Given the rarity of this disease and lack of standardized treatment regimens, optimal therapy has not yet been determined. Confounding matters further is disease heterogeneity based on immunophenotype and/or clinical presentation, particularly in comparing cases with cutaneous involvement to those lacking cutaneous involvement at presentation. In analyzing the BPDCN cases reviewed at the NIH, those that lacked cutaneous disease at presentation were more likely to be TdT positive, but no other significant differences were observed between the 2 groups (Table 3). Among those patients with available clinical follow-up, the prognosis was usually poor, although the outcome was overall more favorable in the pediatric population (manuscript in preparation).
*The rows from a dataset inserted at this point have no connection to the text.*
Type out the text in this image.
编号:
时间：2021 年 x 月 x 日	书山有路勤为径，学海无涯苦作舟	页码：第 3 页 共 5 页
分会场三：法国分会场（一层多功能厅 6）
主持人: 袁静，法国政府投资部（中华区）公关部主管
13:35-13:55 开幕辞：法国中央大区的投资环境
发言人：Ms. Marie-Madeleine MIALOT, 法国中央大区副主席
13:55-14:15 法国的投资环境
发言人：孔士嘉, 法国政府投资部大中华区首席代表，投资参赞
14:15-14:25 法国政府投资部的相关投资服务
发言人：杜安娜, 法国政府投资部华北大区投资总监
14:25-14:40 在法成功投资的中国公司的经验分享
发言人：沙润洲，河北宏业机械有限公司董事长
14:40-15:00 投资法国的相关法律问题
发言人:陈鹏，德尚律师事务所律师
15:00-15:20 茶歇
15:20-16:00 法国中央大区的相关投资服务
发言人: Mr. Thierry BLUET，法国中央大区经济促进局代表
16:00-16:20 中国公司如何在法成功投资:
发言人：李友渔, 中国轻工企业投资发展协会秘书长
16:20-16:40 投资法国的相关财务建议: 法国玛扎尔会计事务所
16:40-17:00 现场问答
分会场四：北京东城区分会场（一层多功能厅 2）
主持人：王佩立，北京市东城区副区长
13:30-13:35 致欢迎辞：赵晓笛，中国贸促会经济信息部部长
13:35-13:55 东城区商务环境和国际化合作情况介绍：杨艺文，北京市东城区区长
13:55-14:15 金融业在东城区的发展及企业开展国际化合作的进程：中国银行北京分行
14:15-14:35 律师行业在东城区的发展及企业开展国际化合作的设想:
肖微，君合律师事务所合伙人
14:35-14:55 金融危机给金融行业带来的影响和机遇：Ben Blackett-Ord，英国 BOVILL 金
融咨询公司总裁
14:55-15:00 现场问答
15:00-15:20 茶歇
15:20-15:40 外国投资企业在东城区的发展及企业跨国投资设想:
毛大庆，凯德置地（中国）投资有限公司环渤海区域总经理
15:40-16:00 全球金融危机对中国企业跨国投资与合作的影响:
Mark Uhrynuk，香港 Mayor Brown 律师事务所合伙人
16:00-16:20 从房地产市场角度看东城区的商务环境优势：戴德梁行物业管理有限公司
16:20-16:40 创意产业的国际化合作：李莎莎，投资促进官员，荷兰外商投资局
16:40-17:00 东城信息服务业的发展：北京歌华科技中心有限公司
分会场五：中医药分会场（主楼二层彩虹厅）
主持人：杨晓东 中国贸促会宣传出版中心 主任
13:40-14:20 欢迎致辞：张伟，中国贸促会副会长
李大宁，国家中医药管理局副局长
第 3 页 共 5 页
Identification of prognostic markers in BPDCN may potentially contribute to therapeutic strategies. For example, Jaye et al¹⁴⁷ described an inverse correlation between TdT and BDCA-2/CD303 levels, postulating that TdT+ BDCA-2/ CD303( —) cells correspond to earlier PDC precursors, whereas TdT( —) BDCA-2/CD303+ cells correspond to more mature PDC precursors. Interestingly, BDCA-2/ CD303+ cases were associated with reduced survival compared with BDCA-2/CD303( —) cases. Furthermore, high TdT expression in cases that had been called blastic NK-cell lymphoma was associated with a more favorable prognosis.¹⁵¹ These findings are consistent with derivation of BPDCN from PDC precursors at varying stages of maturation, which may translate into varying degrees of therapeutic responsiveness.

CONCLUSIONS

PDCs, through their secretion of type I IFNs and, to a lesser extent, other cytokines, are implicated in a wide variety of immune functions, including antiviral immunity, antitumor immunity, and peripheral tolerance. Therapeutic manipulations of PDCs, as a main source of IFN-I, may provide a viable approach for treating a variety of diseases. The precise developmental pathway of PDCs awaits determination but likely represents a unique lineage, and BPDCN is a highly aggressive hematopoietic precursor neoplasm with commitment to the PDC lineage. BPDCN, although exceedingly rare (constituting well under 1% of acute leukemia cases), may encompass multiple variants as evidenced by some phenotypic and clinical heterogeneity. Comprehensive review of historical cases is problematic and may warrant reclassification based on more specific PDC markers that were not previously available for testing. Indeed, the former category of blastic NK-cell lymphoma would also include examples of lymphoblastic leukemias/ lymphomas or primitive hematopoietic malignancies of uncertain lineage, which may biologically behave differently. Owing to its rarity and only recent recognition as a distinct clinicopathologic entity, no standardized therapeutic approach has been established for BPDCN, and multicenter prospective trials are required to determine optimal therapy.